Di kampung-kampung yang pelosok, sebut saja di pedalaman bernama Muarasiau, Madras, dan Jangkat, di Kabupaten Merangin, Jambi, rerata rakyat tani tak bergabung dalam Koperasi atau Kelompok Tani. Hal yang sama di pedalaman Bengkok, Curup, dan Bengkulu Utara, Provinsi Bengkulu. Tak ada lembaga atau pemerintah yang advokasi soal ini. Rakyat tani tak paham.
Tak heran jika bantuan-bantuan pemerintah tak sampai pada mereka. Bantuan hanya diberikan pada rakyat tani yang berkumpul dalam suatu wadah, minimal Kelompok Tani yang terdaftar di pemerintah setempat. Pembinaan wadah kelompok tani demikian baru terlihat pada petani-petani yang tergabung dari program transmigrasi, hal ini sebagaimana penulis amati di Bengkulu Utara. Kelompok Tani demikian mudah ditemui di Unit I-VIII di Kabupaten Bengkulu Utara, Provinsi Bengkulu. Pengorganisasian para petani transmigran sudah lumayan bagus.

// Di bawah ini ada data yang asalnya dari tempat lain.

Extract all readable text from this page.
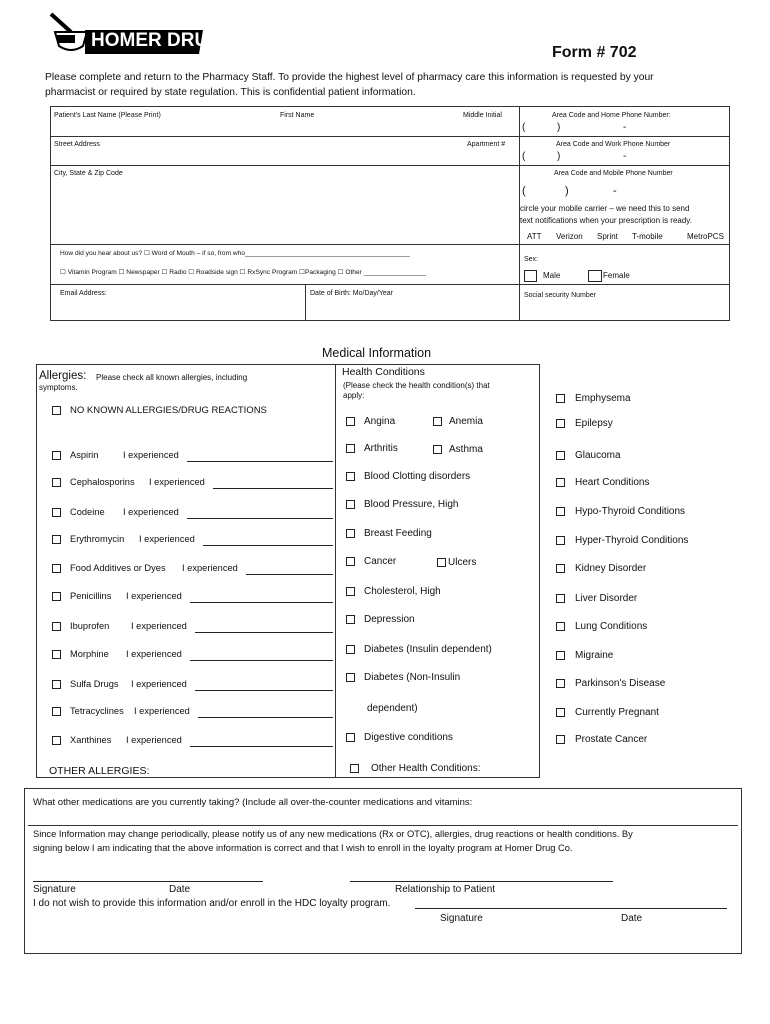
HOMER DRUGS
Form # 702
Please complete and return to the Pharmacy Staff. To provide the highest level of pharmacy care this information is requested by your
pharmacist or required by state regulation. This is confidential patient information.
Patient's Last Name (Please Print)	First Name	Middle Initial	Area Code and Home Phone Number:
(	)	-
Street Address	Apartment #	Area Code and Work Phone Number
(	)	-
City, State & Zip Code	Area Code and Mobile Phone Number
(	)	-
circle your mobile carrier – we need this to send
text notifications when your prescription is ready.
ATT Verizon Sprint T-mobile	MetroPCS
How did you hear about us? ☐ Word of Mouth – if so, from who_____________________________________________
☐ Vitamin Program ☐ Newspaper ☐ Radio ☐ Roadside sign ☐ RxSync Program ☐Packaging ☐ Other _________________
Sex:
Male	Female
Email Address:	Date of Birth: Mo/Day/Year	Social security Number
Medical Information
Allergies: Please check all known allergies, including
symptoms.
NO KNOWN ALLERGIES/DRUG REACTIONS
Aspirin	I experienced
Cephalosporins I experienced
Codeine I experienced
Erythromycin I experienced
Food Additives or Dyes I experienced
Penicillins I experienced
Ibuprofen I experienced
Morphine I experienced
Sulfa Drugs I experienced
Tetracyclines I experienced
Xanthines I experienced
OTHER ALLERGIES:
Health Conditions
(Please check the health condition(s) that
apply:
Angina	Anemia
Arthritis	Asthma
Blood Clotting disorders
Blood Pressure, High
Breast Feeding
Cancer	Ulcers
Cholesterol, High
Depression
Diabetes (Insulin dependent)
Diabetes (Non-Insulin
dependent)
Digestive conditions
Other Health Conditions:
Emphysema
Epilepsy
Glaucoma
Heart Conditions
Hypo-Thyroid Conditions
Hyper-Thyroid Conditions
Kidney Disorder
Liver Disorder
Lung Conditions
Migraine
Parkinson's Disease
Currently Pregnant
Prostate Cancer
What other medications are you currently taking? (Include all over-the-counter medications and vitamins:
Since Information may change periodically, please notify us of any new medications (Rx or OTC), allergies, drug reactions or health conditions. By
signing below I am indicating that the above information is correct and that I wish to enroll in the loyalty program at Homer Drug Co.
Signature	Date	Relationship to Patient
I do not wish to provide this information and/or enroll in the HDC loyalty program.
Signature	Date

Dari uraian di atas terlihat betapa banyak masalah rakyat tani di Indonesia. Karenanya, peringatan Hari Tani Nasional, dan penyusunan rencana kerja untuk meningkatkan taraf hidup rakyat tani, sesuai amanat Keppres No 169/1963, masih relevan untuk dilaksanakan oleh negara cq. pemerintah.